Chandrayaan-2, currently orbiting the Moon, has returned colorful images with the impact craters that could help understand the evolution of the Earth's satellite. The images were taken on board with Chandrayaan-2's Dual-Frequency Synthetic Aperture Radar (DF-SAR) and give a closer look at the impact craters.
The moon has many impact craters on its surface that were created by meteorites. Asteroids and comets that have bombarded it since its creation. The pictures even come when NASA said in a statement that there were no signs of Vikram Lander. NASA's Lunar Reconnaissance Orbiter (LRO) failed to find any evidence for the Vikram Lander of the Indian Chandrayaan-2 during its flyby on October 14 over the Moon's South Pole region .

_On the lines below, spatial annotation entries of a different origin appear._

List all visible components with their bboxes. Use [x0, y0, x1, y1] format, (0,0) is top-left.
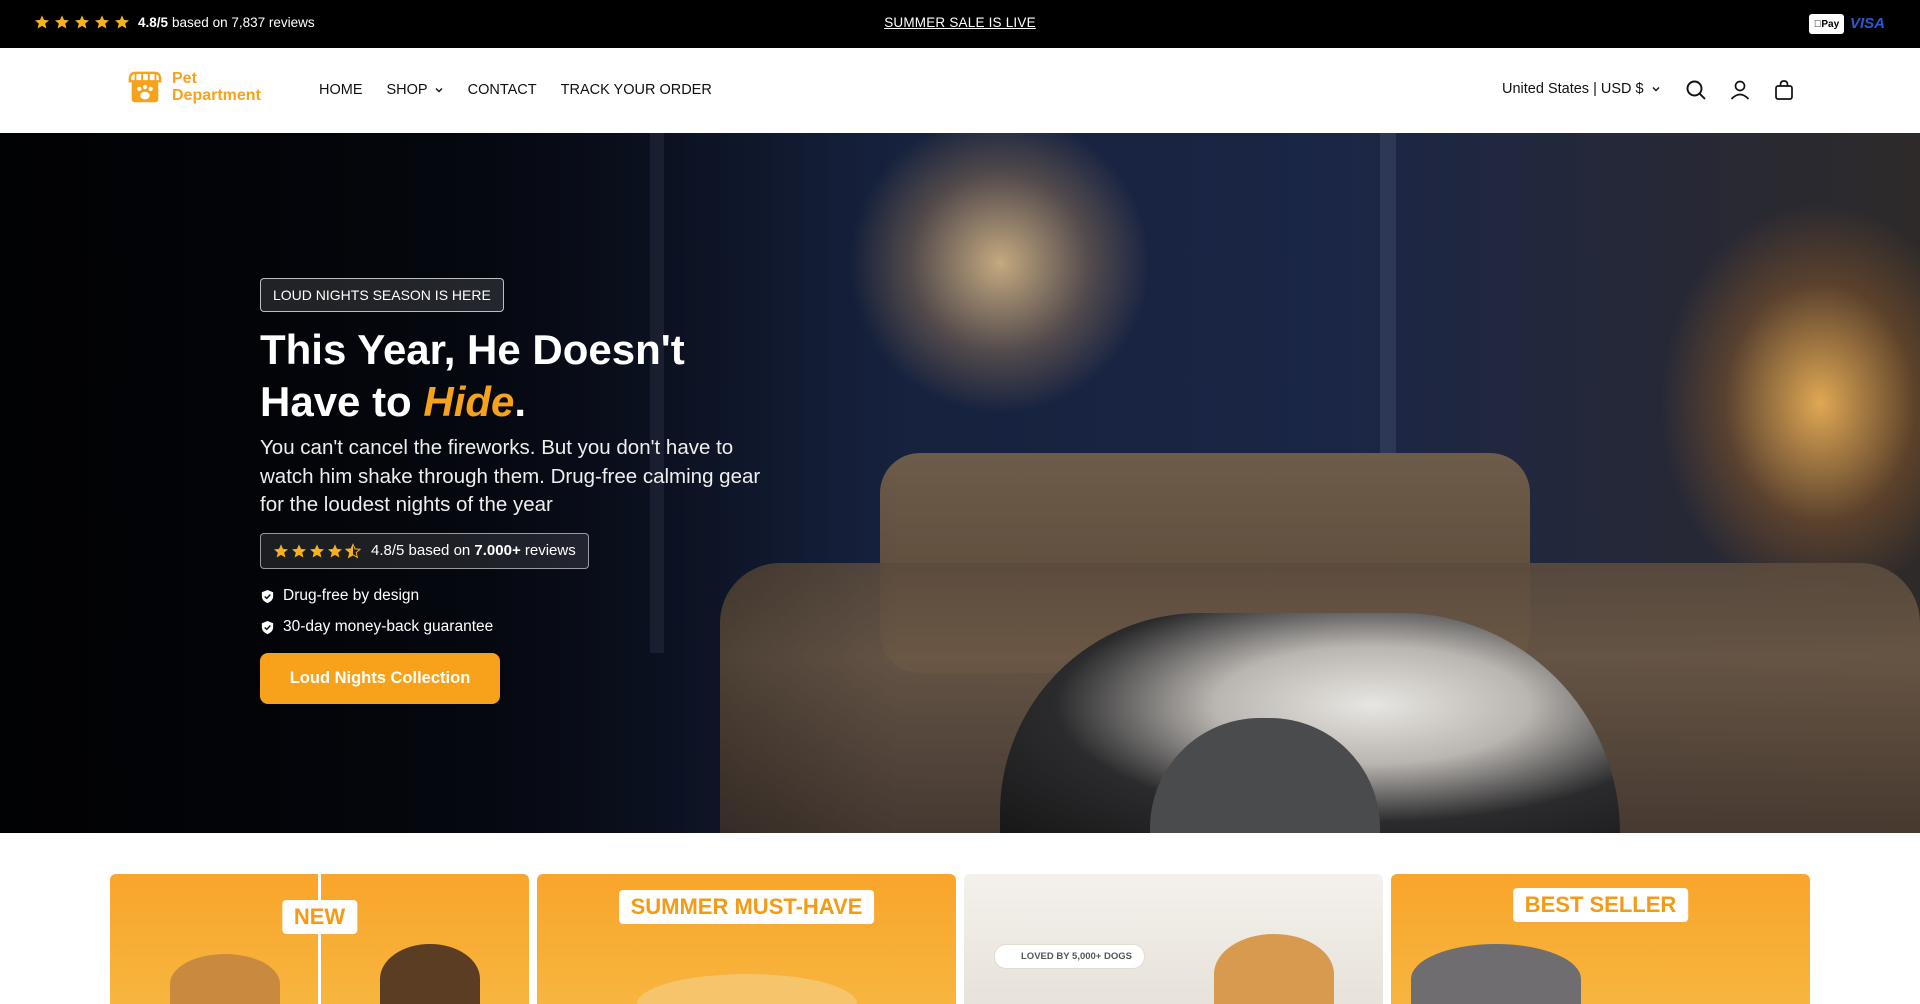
check-shield-icon: [261, 620, 274, 634]
hero-eyebrow: LOUD NIGHTS SEASON IS HERE: [260, 278, 504, 312]
sale-link[interactable]: SUMMER SALE IS LIVE: [884, 15, 1036, 30]
logo[interactable]: Pet Department: [126, 68, 261, 106]
search-icon[interactable]: [1684, 78, 1708, 102]
hero-review-text: 4.8/5 based on 7.000+ reviews: [371, 542, 576, 559]
apple-pay-icon: Pay: [1809, 14, 1844, 34]
logo-line-2: Department: [172, 87, 261, 104]
card-badge: NEW: [281, 900, 358, 934]
nav-track-label: TRACK YOUR ORDER: [560, 82, 712, 98]
divider: [318, 874, 321, 1004]
hero-title-highlight: Hide: [423, 378, 515, 425]
hero-subtitle: You can't cancel the fireworks. But you …: [260, 436, 761, 516]
nav-contact[interactable]: CONTACT: [468, 82, 537, 98]
hero-content: LOUD NIGHTS SEASON IS HERE This Year, He…: [260, 278, 780, 704]
benefit-label: 30-day money-back guarantee: [283, 618, 494, 635]
visa-icon: VISA: [1850, 15, 1886, 32]
product-image: [637, 974, 857, 1004]
loved-by-badge: LOVED BY 5,000+ DOGS: [994, 944, 1145, 969]
paw-logo-icon: [128, 71, 162, 103]
hero-benefits: Drug-free by design 30-day money-back gu…: [260, 581, 780, 643]
hero-title: This Year, He Doesn't Have to Hide.: [260, 324, 780, 428]
benefit-item: 30-day money-back guarantee: [260, 612, 780, 643]
dog-image: [1214, 934, 1334, 1004]
benefit-label: Drug-free by design: [283, 587, 420, 604]
account-icon[interactable]: [1728, 78, 1752, 102]
product-card-summer[interactable]: SUMMER MUST-HAVE: [537, 874, 956, 1004]
hero-review-badge: 4.8/5 based on 7.000+ reviews: [260, 532, 589, 569]
star-icon: [328, 543, 342, 557]
product-card-new[interactable]: NEW: [110, 874, 529, 1004]
card-badge: SUMMER MUST-HAVE: [618, 890, 875, 924]
site-header: Pet Department HOME SHOP CONTACT TRACK Y…: [0, 48, 1920, 133]
announcement-bar: 4.8/5 based on 7,837 reviews SUMMER SALE…: [0, 0, 1920, 48]
chevron-down-icon: [1652, 87, 1660, 92]
dog-image: [380, 944, 480, 1004]
logo-text: Pet Department: [172, 70, 261, 104]
rating-stars: [273, 542, 361, 559]
nav-home[interactable]: HOME: [319, 82, 363, 98]
product-card-loved[interactable]: LOVED BY 5,000+ DOGS: [964, 874, 1383, 1004]
hero-title-end: .: [514, 378, 527, 425]
nav-contact-label: CONTACT: [467, 82, 537, 98]
nav-track-order[interactable]: TRACK YOUR ORDER: [561, 82, 712, 98]
logo-line-1: Pet: [172, 70, 197, 87]
chevron-down-icon: [435, 88, 443, 93]
hero-banner: LOUD NIGHTS SEASON IS HERE This Year, He…: [0, 133, 1920, 833]
card-badge: BEST SELLER: [1512, 888, 1689, 922]
check-shield-icon: [261, 589, 274, 603]
loud-nights-collection-button[interactable]: Loud Nights Collection: [260, 652, 500, 704]
collection-cards: NEW SUMMER MUST-HAVE LOVED BY 5,000+ DOG…: [110, 874, 1810, 1004]
nav-shop[interactable]: SHOP: [387, 82, 444, 98]
star-icon: [292, 543, 306, 557]
cat-image: [1411, 944, 1581, 1004]
cart-icon[interactable]: [1772, 78, 1796, 102]
half-star-icon: [345, 542, 361, 559]
dog-image: [170, 954, 280, 1004]
review-suffix: reviews: [520, 542, 576, 559]
nav-home-label: HOME: [319, 82, 363, 98]
review-prefix: 4.8/5 based on: [371, 542, 475, 559]
nav-shop-label: SHOP: [386, 82, 428, 98]
star-icon: [310, 543, 324, 557]
main-nav: HOME SHOP CONTACT TRACK YOUR ORDER: [319, 82, 712, 98]
review-count: 7.000+: [474, 542, 521, 559]
product-card-bestseller[interactable]: BEST SELLER: [1391, 874, 1810, 1004]
sale-banner: SUMMER SALE IS LIVE: [0, 15, 1920, 30]
benefit-item: Drug-free by design: [260, 581, 780, 612]
locale-selector[interactable]: United States | USD $: [1502, 81, 1661, 97]
locale-label: United States | USD $: [1502, 81, 1644, 97]
star-icon: [274, 543, 288, 557]
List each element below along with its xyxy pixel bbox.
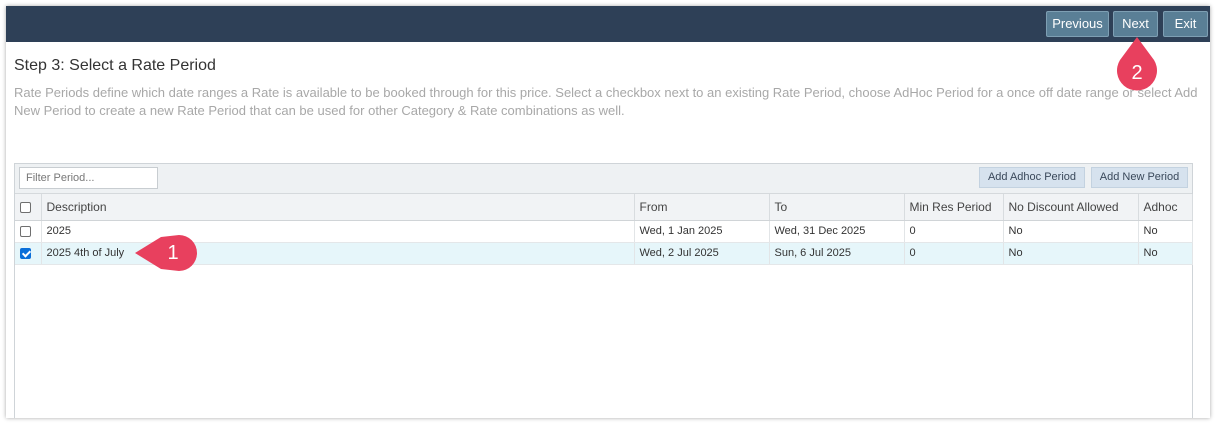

"The Lunar Reconnaissance Orbiter formed the area of the destination landing place Chandrayaan-2 Vikram on October 14, however, has found no evidence of the Lander," said Noah Edward Petro, Project Scientist for the LRO mission, PTI in an e-mail. It used to be speculated that the Vikram Lander might be hiding in the shadow of the crater-filled region.
Impact craters are approximately circular depressions on the surface of the Moon, ranging from small bowl-shaped depressions to larger and complex multi-lingual impact collars. According to ISRO, the study of the type, size, distribution and composition of impact craters and the associated ejection characteristics will help to obtain valuable information on the origin and evolution of craters.
The images shared by Chandraayan-2 have been developed to obtain more detailed information about the morphology and ejecta of impact craters due to the higher resolution of the images. More importantly, the SAR for Chandraayan-2 uses the L & S band, which can provide more detailed information about the morphology and ejection material of impact craters. This allows for higher resolution images. The L-band has a greater depth penetration (3 to 5 meters), which allows to study the buried terrain at greater depths.
In a press statement, ISRO stated that Synthetic Aperture Radar (SAR) is a more powerful remote sensing instrument for studying planetary surfaces and subsoil because the radar signal can penetrate the surface. The SAR is also sensitive to roughness, structure and composition of the surface material and the buried ground.